I agree. This will backfire.


I also agree, this will backfire. New poster here. When I was 15, my mom was dating a guy who moved in with us during a few years while I was in High School. I never liked him, my gut instinct told me something was off. I was right, he was a creep who controlled my mom. She did a lot of things she now regrets including not standing up for me and my sister. I know this is hard, because your mom doesn't have her spidey senses on so she isn't protecting your emotional well being. Now that I'm 50 and have 2 kids of my own, a 14 year old and a 12 year old, I have the experience and wisdom to know that my gut instinct was spot-on My mom was being intensive and downright irresponsible when it came to protecting us. Your mom doesn't see herself right now, she doesn't want to rock the boat with her 2nd husband. Your emotional well being is very important so please make sure you are sharing this with a counselor, trusted teacher and maybe a cousin, aunt, best friend, uncle or someone close you can trust.
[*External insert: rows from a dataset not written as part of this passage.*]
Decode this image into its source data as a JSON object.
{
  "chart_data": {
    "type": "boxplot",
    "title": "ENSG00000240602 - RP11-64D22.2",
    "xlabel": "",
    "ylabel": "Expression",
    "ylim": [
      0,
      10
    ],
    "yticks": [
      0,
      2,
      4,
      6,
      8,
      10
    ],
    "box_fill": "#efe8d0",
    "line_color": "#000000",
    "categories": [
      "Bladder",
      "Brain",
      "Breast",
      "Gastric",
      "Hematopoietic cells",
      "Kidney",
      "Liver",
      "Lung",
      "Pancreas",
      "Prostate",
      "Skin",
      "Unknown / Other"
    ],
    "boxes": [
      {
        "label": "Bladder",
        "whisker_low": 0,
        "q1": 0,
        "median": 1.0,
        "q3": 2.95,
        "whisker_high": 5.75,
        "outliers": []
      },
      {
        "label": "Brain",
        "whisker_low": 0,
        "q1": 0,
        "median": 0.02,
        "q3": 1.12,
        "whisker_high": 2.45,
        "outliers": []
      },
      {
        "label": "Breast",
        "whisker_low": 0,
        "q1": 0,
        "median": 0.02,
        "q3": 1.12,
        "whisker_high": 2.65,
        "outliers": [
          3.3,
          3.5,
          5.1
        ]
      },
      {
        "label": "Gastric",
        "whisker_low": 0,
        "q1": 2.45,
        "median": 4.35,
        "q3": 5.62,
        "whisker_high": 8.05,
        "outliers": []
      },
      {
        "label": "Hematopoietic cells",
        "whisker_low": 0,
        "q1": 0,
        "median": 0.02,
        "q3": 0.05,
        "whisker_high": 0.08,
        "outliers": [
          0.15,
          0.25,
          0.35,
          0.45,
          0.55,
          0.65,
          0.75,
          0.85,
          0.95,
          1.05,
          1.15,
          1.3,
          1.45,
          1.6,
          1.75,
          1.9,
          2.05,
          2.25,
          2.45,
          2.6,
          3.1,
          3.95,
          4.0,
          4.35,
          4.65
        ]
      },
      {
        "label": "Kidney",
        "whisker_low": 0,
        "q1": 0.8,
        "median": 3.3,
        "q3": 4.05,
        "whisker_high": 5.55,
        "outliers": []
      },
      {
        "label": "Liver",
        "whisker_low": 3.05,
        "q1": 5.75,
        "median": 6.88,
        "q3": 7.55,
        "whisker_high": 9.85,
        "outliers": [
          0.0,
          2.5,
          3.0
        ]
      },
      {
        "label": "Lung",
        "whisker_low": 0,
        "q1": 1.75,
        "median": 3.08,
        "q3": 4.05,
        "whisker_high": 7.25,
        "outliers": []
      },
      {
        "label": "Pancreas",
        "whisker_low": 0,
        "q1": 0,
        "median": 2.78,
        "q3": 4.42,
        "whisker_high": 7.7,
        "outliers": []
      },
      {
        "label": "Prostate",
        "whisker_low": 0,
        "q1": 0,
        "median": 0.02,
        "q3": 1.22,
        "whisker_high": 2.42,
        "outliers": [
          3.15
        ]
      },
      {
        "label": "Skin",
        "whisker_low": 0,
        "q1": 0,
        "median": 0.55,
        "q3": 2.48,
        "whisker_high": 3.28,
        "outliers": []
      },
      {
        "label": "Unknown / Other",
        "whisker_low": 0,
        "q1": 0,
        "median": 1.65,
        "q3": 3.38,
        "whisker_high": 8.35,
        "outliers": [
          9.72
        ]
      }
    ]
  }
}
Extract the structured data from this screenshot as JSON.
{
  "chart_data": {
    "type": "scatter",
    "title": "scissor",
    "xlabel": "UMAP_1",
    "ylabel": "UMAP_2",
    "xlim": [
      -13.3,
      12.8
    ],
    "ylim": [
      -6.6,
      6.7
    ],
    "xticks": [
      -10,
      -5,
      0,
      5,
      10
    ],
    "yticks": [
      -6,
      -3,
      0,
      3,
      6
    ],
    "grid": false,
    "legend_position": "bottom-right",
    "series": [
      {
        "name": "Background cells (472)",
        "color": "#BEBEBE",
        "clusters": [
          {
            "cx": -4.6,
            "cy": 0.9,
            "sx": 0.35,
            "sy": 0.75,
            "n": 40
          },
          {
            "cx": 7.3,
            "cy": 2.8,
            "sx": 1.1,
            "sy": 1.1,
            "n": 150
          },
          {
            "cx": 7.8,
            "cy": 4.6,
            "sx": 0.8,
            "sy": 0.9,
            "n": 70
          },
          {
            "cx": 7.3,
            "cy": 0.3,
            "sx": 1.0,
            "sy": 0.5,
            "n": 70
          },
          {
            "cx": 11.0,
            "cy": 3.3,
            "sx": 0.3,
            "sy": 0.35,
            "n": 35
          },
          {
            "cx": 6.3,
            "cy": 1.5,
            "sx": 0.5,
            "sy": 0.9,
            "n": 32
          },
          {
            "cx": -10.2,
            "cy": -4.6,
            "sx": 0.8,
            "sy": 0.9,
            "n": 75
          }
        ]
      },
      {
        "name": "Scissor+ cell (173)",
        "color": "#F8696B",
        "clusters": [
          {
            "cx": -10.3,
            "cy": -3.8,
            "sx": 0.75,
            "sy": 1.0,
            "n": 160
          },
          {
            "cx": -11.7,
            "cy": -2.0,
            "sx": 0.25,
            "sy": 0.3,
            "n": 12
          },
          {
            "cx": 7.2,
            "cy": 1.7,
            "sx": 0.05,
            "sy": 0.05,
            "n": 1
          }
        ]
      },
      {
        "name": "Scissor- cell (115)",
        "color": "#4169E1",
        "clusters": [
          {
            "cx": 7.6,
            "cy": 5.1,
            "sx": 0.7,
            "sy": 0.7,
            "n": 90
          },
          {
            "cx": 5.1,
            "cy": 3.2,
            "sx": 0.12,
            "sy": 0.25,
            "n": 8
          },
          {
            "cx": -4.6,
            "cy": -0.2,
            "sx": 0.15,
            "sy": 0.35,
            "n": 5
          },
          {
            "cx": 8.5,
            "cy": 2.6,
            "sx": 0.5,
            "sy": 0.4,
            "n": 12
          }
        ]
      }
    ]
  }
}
Your dad can only do so much, I'm glad you told him. Not sure how your dads relationship is with your mom and step-dad but it's important to shine a light on anything that is inappropriate - you dad can't be the only person you tell. Your step dad is acting inappropriate, and you must continue to stand up for yourself. Back to your question, my teen self would have been very upset. You are right to be upset, but try to get more support to help you draw some boundaries. It's hard to know if your step dad is a joker or is serious about the power trip, but do consider a nanny cam.